Ask Questions - Learn Pain Points - Solve Problems
Sell Like a Pro Not an Amatuer
When it comes to selling technology solutions, specifically, there are many different factors at play. There is the needed service, the equipment to utilize the service, and the way that the customer will pay for their technology equipment.
Only discovering the features and functionality needed is what most novice sales executives focus on. The professionals know, that to differentiate, they must be involved in the total solution recommendation. This consists of what the customer should buy, and how they should buy it.
Because technology equipment is a high price tag acquisition, asking for a big fat check isn’t always the most logical answer. The more involved you get into learning about your customer’s financial, business, and technical concerns, the more you can tailor a credible total solution recommendation that will make sense. This helps you take a more consultative approach. Turning you into a true sales professional, not just an order taker.
Only discovering the features and functionality needed is what most novice sales executives focus on.
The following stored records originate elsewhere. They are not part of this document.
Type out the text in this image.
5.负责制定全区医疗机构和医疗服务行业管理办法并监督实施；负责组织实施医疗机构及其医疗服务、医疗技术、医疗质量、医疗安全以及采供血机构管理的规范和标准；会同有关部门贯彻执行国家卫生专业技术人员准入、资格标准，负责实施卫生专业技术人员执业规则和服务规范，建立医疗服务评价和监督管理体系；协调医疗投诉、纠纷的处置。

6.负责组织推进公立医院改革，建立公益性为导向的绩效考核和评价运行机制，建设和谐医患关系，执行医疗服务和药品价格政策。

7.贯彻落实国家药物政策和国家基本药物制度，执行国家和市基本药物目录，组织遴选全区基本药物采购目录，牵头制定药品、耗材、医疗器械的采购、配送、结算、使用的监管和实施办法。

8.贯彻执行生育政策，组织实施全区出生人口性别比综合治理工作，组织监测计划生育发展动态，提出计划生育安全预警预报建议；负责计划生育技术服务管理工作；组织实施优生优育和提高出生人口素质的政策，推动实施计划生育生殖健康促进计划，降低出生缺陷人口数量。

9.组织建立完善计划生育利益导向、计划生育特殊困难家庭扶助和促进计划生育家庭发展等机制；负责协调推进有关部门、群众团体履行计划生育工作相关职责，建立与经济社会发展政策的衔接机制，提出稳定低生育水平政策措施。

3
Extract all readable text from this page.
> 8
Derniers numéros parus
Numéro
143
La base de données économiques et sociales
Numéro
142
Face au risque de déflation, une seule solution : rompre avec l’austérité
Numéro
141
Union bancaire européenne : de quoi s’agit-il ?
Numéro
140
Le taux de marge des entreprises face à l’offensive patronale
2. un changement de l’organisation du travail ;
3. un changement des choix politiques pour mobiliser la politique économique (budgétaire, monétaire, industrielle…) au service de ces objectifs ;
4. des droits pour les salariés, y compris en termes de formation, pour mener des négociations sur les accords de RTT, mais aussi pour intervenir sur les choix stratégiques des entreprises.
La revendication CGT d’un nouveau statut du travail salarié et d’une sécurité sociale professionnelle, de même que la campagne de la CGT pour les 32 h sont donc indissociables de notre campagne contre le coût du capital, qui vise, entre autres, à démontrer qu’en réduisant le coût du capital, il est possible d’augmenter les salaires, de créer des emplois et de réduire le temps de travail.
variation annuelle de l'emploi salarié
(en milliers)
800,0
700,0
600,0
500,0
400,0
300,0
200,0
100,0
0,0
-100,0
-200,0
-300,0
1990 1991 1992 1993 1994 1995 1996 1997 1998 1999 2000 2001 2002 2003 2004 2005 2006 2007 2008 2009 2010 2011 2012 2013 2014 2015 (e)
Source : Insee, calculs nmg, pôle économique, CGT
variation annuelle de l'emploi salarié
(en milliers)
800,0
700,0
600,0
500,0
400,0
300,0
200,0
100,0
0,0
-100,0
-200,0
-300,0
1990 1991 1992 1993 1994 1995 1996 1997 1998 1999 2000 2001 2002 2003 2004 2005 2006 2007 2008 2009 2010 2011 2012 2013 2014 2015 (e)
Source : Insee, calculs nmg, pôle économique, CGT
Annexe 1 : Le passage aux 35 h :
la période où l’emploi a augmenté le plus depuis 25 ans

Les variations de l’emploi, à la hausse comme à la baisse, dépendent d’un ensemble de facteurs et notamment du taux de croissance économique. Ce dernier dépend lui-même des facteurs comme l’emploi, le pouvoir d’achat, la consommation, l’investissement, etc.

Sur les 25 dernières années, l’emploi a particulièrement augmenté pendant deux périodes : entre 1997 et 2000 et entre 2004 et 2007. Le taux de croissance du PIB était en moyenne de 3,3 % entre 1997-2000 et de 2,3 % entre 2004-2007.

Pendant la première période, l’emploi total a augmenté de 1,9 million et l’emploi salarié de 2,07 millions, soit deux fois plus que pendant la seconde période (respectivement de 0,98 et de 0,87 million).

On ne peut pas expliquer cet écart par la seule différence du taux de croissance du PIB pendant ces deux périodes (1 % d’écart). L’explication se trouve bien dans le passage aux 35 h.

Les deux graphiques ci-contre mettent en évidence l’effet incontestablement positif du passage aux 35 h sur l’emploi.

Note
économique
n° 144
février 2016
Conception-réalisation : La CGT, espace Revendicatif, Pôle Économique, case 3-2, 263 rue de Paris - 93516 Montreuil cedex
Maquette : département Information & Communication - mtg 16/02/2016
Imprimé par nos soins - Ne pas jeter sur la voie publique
The following eight questions were designed to help you discover your customer’s future, financial, and technical support needs so you can insert yourself into the financial side of the sale. These questions stimulate your prospect's thought process, while helping you position a total business solution and differentiate yourself from the competition.
- Planning -
1. How has technology affected your organization in the past three years?
Get an understanding about the role technology has played with your prospect in their recent past. Has it been essential to their growth? Has it caused more headaches than help? Has it hindered their growth? Get a good understanding of the details in how technology has affected them. If you can gather an understanding about the past, you will be able to position a solution that will help prevent the negative past issues from arising and protect the positive aspects in the future.
2. What are the growth expectations for your company over the next three to five years?
When you understand the vision of the organization you can make sure everything you offer plays into helping them reach those growth expectations. If there is big change on the horizon, you can include make sure to recommend protection, so their technology does not hold them back from reaching their goals.
3. As it relates to this decision, what are your greatest concerns?
This is a sales 101 type question. Learn what they are concerned about so you can work towards settling their apprehension. Dig deep, and uncover those pain points. This can help you differentiate yourself in your recommendations.
- Procurement -Amateur sales representatives get uncomfortable when having to ask the important financial questions. But, those who have the confidence to dig in and collect this important information are the ones who can differentiate themselves from competition and add more value to a sale than most.
4. At this time, how important is cash OR working capital to your business? Why?
Validating the importance of working capital is essential if you are going to get involved in making a recommendation on how the prospect should pay for their equipment. If you want to recommend a lease or an X as a Service payment model over a cash purchase you need to gauge if the company values having working capital. If working capital is important, then choosing a cash purchase is counterintuitive when there are other options that help reserve that cash flow.
5. How does your company usually procure technology? Why?
Identifying past practices and intent allows you to prepare accordingly. Do they usually pay cash, bank loans, lease and why? The answer in the why holds valuable intelligence. For example, if they’ve only chosen to pay cash because it is what they’ve always known, this is where you can insert your industry expertise. Expose options that make more logical business sense. This can open the door to recommend a more valuable option.
6. Is it safe to assume that a part of the decision criteria will be the net effect to the bottom line? Bottom line cost analysis allows financial experts to measure and weigh the entire cost over time.
- Service -
7. On a scale From1–10, how important will this new system be to your daily business needs (10 being mission critical)?
This question acts as a great reminder to the customer on how mission critical the equipment is to their bottom line. This type of question sets you up to be able to recommend multiyear support when time to propose.
8. What would happen if your system was down for a day or more? What type of economic impact would that have on your company?
Understanding this answer and question seven’s answer should allow you to layer in multi-year maintenance with greater credibility.
It's Important To Remember
The discovery process is a fact-finding mission. This isn't the time to sell or start proposing. Identifying the prospect's pain points and concerns early will give you greater control over the sale, while establishing credibility with the customer. You may find that the answers to these questions will pull you into a presentation!
The more involved you get into learning about your customer’s financial, business, and technical concerns, the more you can tailor a credible total solution recommendation that will make sense. This helps you take a more consultative approach.